A multitude of established parks and cultural attractions are fused together by downtown Lexington’s new greenway, including the Isaac Murphy Memorial Art Garden, Thoroughbred Park, Charles Young Park, Triangle Park, and the forthcoming Town Branch Park, a privately funded 10-acre green space that, when complete, will anchor the Town Branch Commons. Designed by Sasaki, that project is slated to break ground next spring.

aerial view of parkland in downtown lexinton, kentucky
The greenway serves as a car-free connector to numerous downtown parks and attractions. (© SCAPE and Ty Cole)
people walk along a multimodal trail in a downtown area
The existing number of traffic lanes along two major Lexington streets were retained. (© SCAPE and Ty Cole)

Kentucky Governor Andy Beshear referred to the completion of Town Branch Commons as a “major milestone in the history of Lexington.”

“Built along the path of the city’s foundational waterway, Town Branch Creek, this forward-looking trail succeeds on every level,” Beshear added. “It is a beautiful and multifunctional parkway, pathway and greenway that is encouraging both healthy activity and economic development all along the route.”
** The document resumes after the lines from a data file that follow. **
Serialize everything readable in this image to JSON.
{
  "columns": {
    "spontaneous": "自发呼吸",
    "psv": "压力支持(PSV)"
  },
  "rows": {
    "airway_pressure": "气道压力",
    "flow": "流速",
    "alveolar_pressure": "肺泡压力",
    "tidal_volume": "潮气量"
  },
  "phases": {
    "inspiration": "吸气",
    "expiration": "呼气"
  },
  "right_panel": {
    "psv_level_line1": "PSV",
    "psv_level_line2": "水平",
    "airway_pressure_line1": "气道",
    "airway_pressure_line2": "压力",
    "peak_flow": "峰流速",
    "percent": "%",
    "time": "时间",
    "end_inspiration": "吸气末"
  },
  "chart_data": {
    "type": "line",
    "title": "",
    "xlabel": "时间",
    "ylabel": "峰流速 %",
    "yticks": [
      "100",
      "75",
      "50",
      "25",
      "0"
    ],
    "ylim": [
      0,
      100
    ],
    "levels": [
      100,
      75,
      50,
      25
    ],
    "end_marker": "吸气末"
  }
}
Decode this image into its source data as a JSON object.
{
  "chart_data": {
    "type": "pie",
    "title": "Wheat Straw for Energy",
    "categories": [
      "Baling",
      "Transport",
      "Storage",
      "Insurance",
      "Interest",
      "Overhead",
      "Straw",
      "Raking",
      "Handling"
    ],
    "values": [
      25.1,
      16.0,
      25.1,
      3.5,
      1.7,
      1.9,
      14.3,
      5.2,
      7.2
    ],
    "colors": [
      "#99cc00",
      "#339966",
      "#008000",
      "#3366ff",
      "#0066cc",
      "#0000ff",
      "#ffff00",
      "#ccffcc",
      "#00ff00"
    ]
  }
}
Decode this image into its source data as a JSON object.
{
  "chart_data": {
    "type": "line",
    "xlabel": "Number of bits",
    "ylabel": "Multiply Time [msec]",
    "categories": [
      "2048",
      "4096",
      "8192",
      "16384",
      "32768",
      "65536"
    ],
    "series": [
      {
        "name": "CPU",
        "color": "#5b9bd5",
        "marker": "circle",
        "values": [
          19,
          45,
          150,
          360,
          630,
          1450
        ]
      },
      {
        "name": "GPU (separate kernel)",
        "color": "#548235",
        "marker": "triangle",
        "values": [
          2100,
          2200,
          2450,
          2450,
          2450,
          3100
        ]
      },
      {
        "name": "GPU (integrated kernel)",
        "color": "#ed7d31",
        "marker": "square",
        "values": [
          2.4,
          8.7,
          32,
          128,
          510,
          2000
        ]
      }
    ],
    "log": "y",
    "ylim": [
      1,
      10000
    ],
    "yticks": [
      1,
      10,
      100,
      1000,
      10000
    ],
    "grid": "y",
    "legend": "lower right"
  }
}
Closer to SCAPE’s home turf of New York City, Orff and SCAPE Resilience Principal Pippa Brashear will be joined by Michael Marrella, director of Climate and Sustainability Planning with the NYC Department of City Planning, for an afternoon boat tour on October 23 showcasing green infrastructure and coastal resiliency initiatives undertaken by the city in the decade since Superstorm Sandy. The ticketed excursion, part of the Sandy 10+ series, is a featured tour during Open House New York Weekend.